When a company decides to go global (in its operations or in its hiring pool), it exposes itself to multiple controlling bodies. This necessity to comply seems the most obvious. You may think that it all comes down to filling out reports correctly. However, there are real figures behind payroll compliance — that is, payroll expenses.
Payroll expenses are a lot more than wages or salaries alone. The concept encompasses benefits, deductions, overtime pay, taxes and other various contributions. Who pays what depends on location. Understanding these parts and calculating them correctly allows companies to manage their finances effectively. Processing payroll requires collecting and managing data. Interestingly, payroll expenses tend to change frequently.
A distinction must be made between salary expense and payroll expense.

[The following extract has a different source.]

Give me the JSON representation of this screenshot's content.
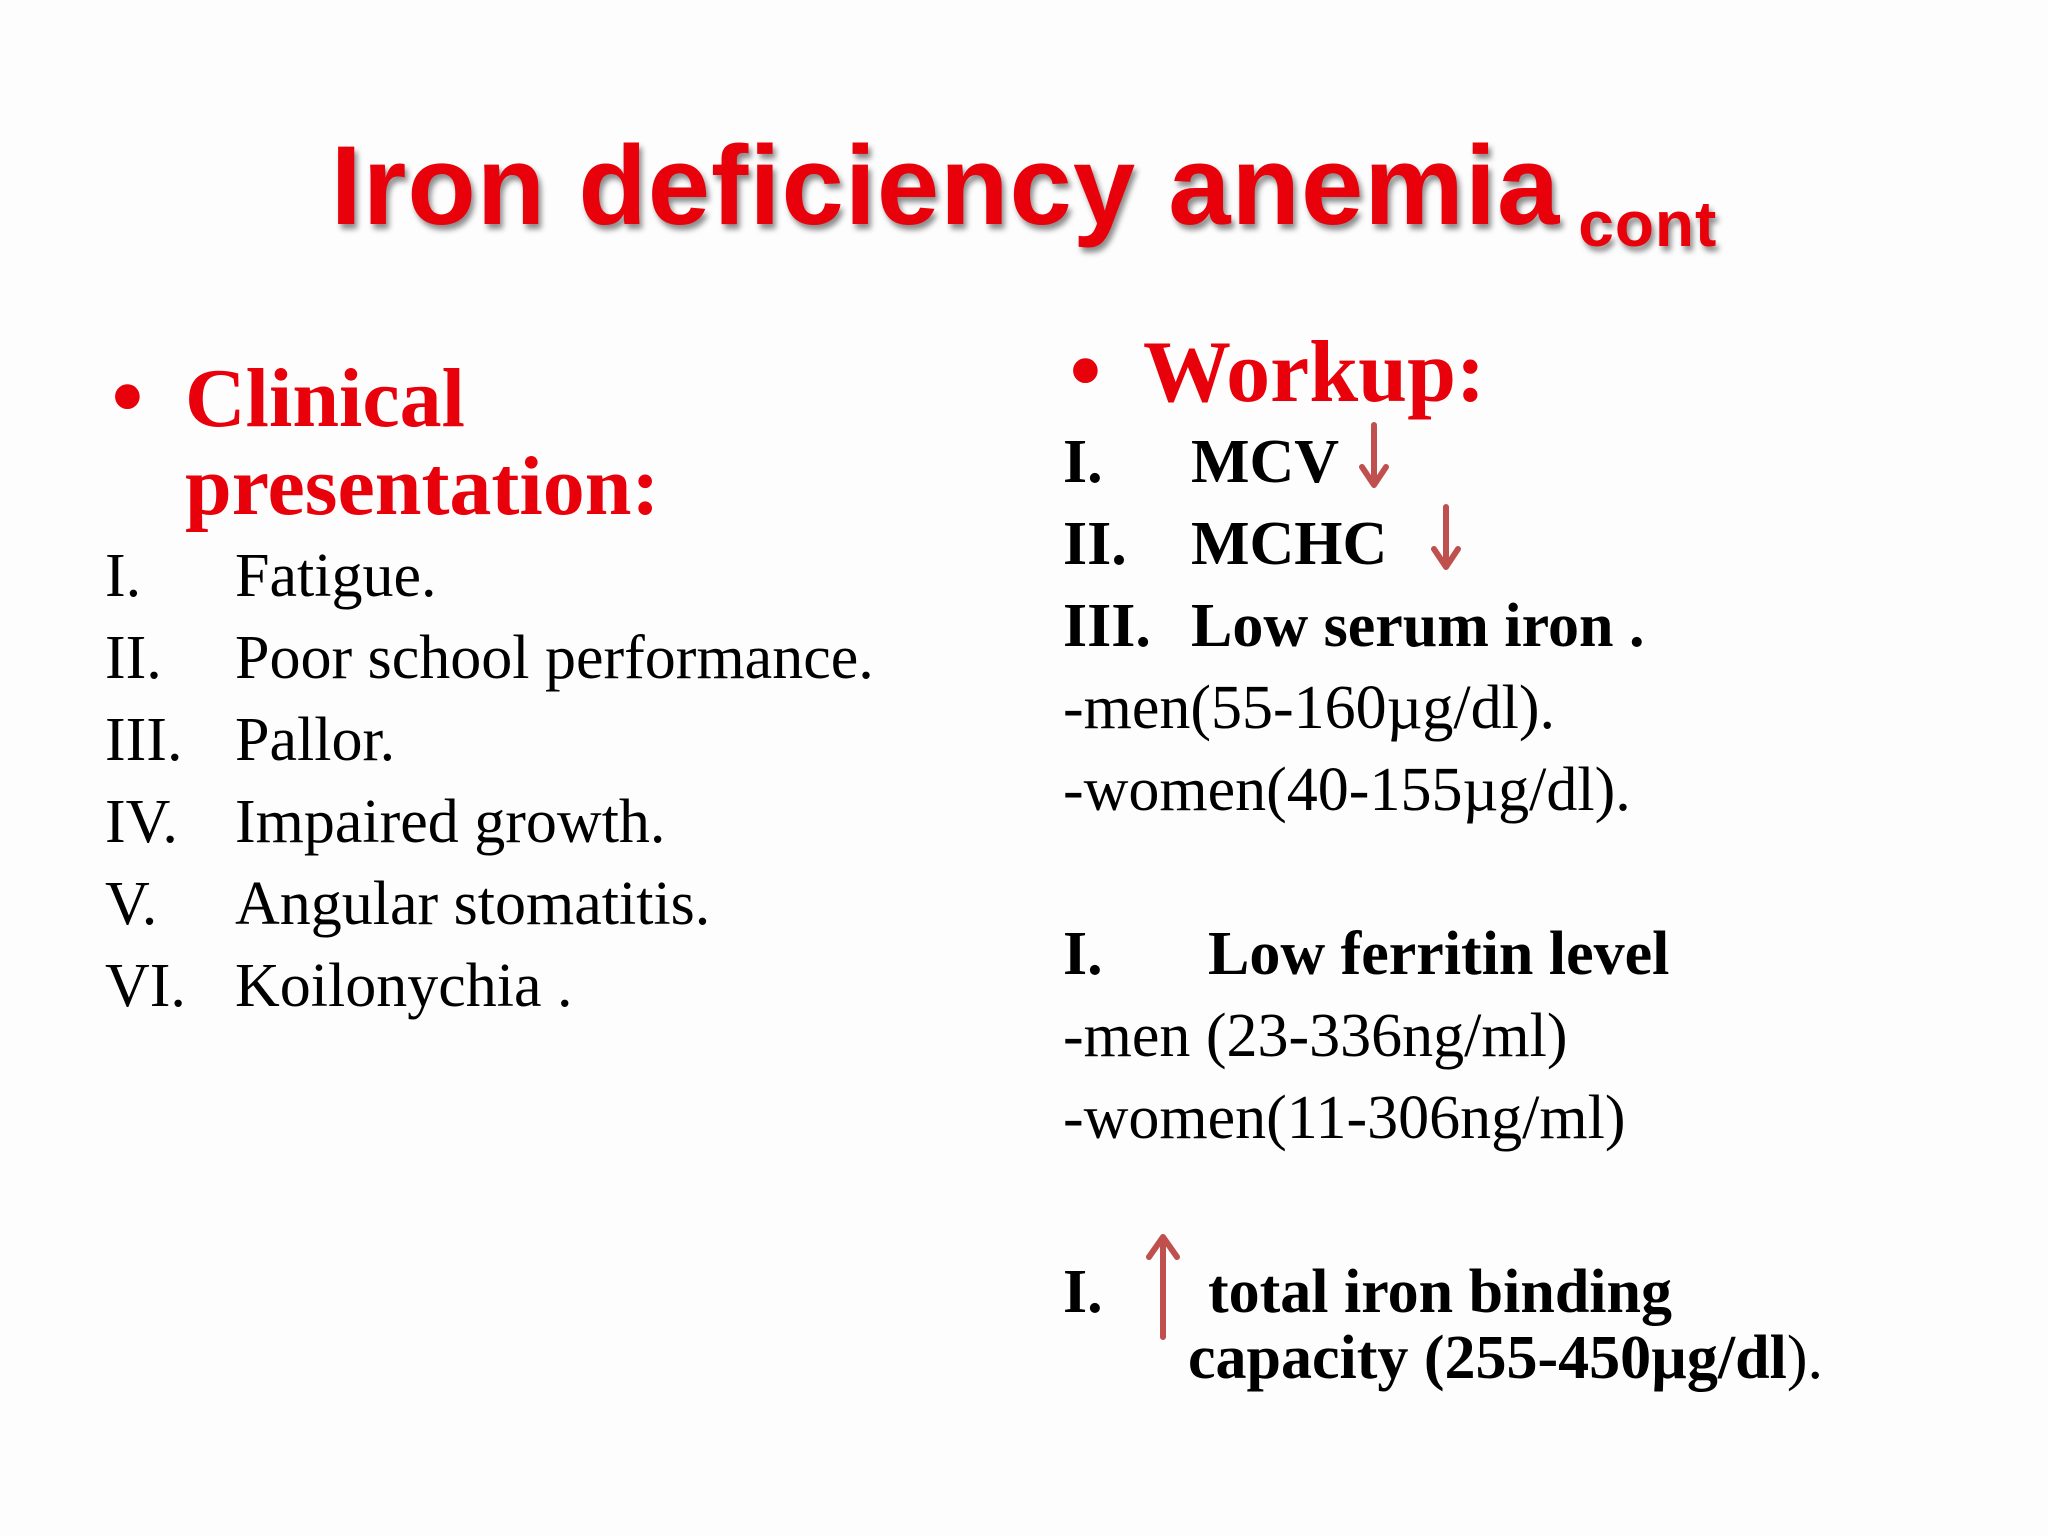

Salary expense is purely the amount of money paid to an employee. Payroll expenses are, basically, some amounts of money that a company withholds from its employee’s salary and hands them over to a third party (the government, that is). While payroll expense is a wider range of costs that goes beyond wages and includes payroll taxes and benefits. Payroll expenses apply to employers, employees, and contractors.
Employers withhold some amounts of money from employee’s paychecks to pay taxes. Namely, they are state income tax, medical insurance and social security. Payroll tax is different across countries. For Europe, it starts at 23%. In the post-Soviet territory, it is on average 15%. In Asia, the gap is huge, from 17% in Hong Kong and Singapore and to 45% in China. As for benefits, it is also region-bound. For employees, it means there is a certain amount of salary that is withheld and counted towards pension, medical insurance and social security. For contractors, benefits may be calculated differently, in the form of reimbursement, for example. With freelancers, income tax management is solely on them. There are, of course, details for how contractors need to prove their legal status.